Event ID      : 4004
Category     : Availability Service
Source         : MSExchange Availability
Type            : Warning
Generated   : 27.09.2007 08:16:08
Machine       : ExchangeServer01
Message      : Process 2148[w3wp.exe:/LM/W3SVC/1/ROOT/EWS-1-128353572646987287]: Unable to find a public folder server for organizational unit (OU) CompanyUsers. The service will attempt to find a random server, which may take a longer time to service the request.
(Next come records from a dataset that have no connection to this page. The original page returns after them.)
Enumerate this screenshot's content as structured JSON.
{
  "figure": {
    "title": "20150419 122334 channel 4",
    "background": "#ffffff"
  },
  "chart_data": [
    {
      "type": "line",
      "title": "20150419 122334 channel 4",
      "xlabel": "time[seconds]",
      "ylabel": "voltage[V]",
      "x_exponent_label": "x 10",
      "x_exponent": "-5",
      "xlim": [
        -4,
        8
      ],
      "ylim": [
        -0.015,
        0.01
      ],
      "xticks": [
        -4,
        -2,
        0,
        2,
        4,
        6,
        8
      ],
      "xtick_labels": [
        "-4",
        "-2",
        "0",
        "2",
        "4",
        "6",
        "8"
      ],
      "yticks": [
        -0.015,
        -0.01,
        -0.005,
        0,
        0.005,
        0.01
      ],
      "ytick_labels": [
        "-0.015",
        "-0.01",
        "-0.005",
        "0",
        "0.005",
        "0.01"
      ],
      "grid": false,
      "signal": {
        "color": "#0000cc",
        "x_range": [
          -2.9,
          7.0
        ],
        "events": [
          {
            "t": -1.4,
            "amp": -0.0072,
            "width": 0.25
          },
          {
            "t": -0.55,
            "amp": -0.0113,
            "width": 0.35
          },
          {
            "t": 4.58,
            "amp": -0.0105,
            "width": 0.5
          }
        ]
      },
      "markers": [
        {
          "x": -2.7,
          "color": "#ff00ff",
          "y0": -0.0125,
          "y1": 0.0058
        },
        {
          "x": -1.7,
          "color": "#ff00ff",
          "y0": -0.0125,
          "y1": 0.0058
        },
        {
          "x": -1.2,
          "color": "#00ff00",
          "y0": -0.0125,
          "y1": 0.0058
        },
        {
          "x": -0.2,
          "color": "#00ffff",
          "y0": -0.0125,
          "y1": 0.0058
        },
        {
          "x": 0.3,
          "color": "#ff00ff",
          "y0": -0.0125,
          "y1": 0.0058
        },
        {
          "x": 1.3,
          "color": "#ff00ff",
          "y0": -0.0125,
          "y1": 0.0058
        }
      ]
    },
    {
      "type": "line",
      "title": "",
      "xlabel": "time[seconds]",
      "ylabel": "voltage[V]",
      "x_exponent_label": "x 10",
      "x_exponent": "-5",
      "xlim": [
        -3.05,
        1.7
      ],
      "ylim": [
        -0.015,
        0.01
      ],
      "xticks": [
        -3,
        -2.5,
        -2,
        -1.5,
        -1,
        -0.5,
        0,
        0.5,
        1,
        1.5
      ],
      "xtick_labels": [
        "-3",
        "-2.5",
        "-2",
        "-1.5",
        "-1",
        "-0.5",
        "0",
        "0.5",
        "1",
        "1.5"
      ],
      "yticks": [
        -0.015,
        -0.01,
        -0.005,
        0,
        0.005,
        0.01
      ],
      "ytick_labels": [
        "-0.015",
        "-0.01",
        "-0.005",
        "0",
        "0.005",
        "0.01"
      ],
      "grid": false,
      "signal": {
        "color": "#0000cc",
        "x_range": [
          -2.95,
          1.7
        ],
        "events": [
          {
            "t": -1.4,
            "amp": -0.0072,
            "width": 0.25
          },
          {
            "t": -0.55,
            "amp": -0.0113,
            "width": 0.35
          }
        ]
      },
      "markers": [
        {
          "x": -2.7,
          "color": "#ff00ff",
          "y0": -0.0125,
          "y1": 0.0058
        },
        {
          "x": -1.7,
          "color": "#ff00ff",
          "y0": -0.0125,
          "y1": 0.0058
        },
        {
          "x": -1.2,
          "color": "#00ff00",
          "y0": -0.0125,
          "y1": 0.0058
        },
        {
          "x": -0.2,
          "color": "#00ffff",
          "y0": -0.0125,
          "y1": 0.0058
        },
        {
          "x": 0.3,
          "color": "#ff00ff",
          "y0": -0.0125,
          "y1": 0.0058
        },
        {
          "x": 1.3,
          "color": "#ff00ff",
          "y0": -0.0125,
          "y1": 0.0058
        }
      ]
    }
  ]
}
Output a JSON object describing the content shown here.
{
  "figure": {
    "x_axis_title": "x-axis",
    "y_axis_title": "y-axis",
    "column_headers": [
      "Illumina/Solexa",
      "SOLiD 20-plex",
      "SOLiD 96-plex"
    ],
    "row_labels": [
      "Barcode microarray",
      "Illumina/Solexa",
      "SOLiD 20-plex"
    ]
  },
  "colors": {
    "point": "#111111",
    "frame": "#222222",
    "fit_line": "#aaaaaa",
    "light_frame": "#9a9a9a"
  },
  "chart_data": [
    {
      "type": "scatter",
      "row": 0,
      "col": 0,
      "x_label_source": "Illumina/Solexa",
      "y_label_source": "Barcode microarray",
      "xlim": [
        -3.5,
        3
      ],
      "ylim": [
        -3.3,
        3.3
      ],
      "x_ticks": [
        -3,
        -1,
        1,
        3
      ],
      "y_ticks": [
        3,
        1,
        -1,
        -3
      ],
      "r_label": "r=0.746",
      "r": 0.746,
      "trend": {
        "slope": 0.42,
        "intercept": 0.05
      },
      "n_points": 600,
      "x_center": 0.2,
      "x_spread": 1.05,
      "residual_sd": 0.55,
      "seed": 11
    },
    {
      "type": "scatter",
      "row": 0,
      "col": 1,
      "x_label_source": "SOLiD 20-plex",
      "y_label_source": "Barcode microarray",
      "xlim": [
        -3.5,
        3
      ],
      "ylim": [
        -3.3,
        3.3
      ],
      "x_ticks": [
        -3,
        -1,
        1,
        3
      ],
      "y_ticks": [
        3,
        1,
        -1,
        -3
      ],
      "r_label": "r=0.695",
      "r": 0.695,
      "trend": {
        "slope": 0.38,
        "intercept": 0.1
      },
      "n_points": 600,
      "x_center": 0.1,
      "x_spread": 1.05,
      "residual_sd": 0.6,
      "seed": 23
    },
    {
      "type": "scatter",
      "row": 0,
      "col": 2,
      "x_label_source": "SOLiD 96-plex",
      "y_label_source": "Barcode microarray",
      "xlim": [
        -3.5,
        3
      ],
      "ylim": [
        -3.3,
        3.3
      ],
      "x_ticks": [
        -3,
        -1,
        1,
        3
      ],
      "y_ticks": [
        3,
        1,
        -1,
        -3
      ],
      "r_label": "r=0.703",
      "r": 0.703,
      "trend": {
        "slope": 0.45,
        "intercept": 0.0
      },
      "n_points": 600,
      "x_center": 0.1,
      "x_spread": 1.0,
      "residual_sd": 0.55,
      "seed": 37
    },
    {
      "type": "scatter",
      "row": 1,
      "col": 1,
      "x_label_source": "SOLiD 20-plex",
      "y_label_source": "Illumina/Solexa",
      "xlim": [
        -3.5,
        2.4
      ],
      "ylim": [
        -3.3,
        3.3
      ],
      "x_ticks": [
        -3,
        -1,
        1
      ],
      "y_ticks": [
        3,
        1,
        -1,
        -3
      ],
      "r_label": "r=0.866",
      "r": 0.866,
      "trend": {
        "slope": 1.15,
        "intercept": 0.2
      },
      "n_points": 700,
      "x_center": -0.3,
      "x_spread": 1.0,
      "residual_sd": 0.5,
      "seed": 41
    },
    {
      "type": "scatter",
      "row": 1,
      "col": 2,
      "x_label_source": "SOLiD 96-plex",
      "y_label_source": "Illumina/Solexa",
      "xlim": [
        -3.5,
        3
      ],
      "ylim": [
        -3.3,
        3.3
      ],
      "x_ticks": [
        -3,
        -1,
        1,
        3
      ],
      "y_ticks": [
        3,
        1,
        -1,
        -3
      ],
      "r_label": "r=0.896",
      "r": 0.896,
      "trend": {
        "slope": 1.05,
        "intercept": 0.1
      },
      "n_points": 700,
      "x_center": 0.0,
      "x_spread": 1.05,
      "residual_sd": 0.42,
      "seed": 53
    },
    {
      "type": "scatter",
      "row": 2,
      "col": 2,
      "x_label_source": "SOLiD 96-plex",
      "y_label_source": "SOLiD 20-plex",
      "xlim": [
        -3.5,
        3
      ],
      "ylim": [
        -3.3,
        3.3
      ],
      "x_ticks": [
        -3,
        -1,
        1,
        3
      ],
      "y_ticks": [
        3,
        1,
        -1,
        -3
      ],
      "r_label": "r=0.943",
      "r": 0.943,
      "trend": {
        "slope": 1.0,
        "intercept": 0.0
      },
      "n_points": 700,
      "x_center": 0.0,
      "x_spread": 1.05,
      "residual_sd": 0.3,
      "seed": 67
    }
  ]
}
Looking deeper in to this event we can see the following:

<data name="PublicFolderServerNotFoundForOU">
<stringvalue>Process %1: Unable to find a public folder server for organizational unit (OU) %2. The service will attempt to find a random server, which may take a longer time to service the request.</stringvalue>
<eventmessageid>4004</eventmessageid>
<eventtype>Warning</eventtype>
<severity>Error</severity>
<facility>Interface</facility>
<language>English</language>
<category>Availability Service</category>
<level>Lowest</level>
<period>LogPeriodic</period>
<comment>Indicates a failure to find the server to look up free busy information for legacy mailbox(es).</comment>
</data>

Currently there are a few causes for this (More to be added later):

  1. After the migration of the user the legacyExchangeDN still points to the decommissioned AG and that server no longer exists.
  2. There are multiple servers and only one replica of the Free/Busy information.

Here is a high level overview on what happens when an Outlook client makes a Free/Busy request:

  1. The Outlook 2007 client communicates with the Availability service for a Free/Busy request.
  2. We will see if this is an Exchange 2007 mailbox and if it is the availability service will communicate directly with the users mailbox. If this is a legacy user we need to look up the user in the active directory so we can see what public folder store he has his data on.
  3. The Availability service makes a query for that users legacyExchangeDN and homeServer attribute.
  4. At this point we will make a connection to that server for the user in question.
  5. Lookup the public folder server for this organizational unit - (Admin Group).
  6. Look in our cache and report how many server objects we have that can be used.
  7. Pick a random server from the list.
  8. Check to see if we can communicate with this server. If we can not this server then gets added to the badServers list.
  9. Make another query for another server.
  10. At this point we will look for any server from any organizational unit - (Admin Group). Since this server might not contain the data that we are looking for add them to the badServers list as well.
  11. As a last resort we look through the entire list and pick any server we can and then clear the badServers list.

Reason servers get added to the badServers list
If for any reason you have any connection issues or we can not find what we are looking for at the time of the query we will add the server to the bad list. Once this happens the server will stay inthe list unntil you restart the MSExchangeServicesAppPool, recycle the services or a successful query is made.

How to fix

Item #1
The problem here is that the legacyExchangeDN for the user is invalid. In order for the Availability service to work it needs to the correct legacyExchangeDN for the user so it can look up that users homeServer and then from there get the list of public folders. If we bind to an invalid legacyExchangeDN the domain controller we are querying will throw an DS_NO_SUCH_OBJECT error which gets returned back to exchange and then the query fails. Once the legacyExchangeDN is corrected this problem should go away.

Item #2
The fix is for you to put Free/Busy replica's on each of your servers in that administrative group. This is not an optimal fix but is required to fix this problem. Currently this is by design and there is no way to force the availability service to pickup Free/Busy data from a specific PF server.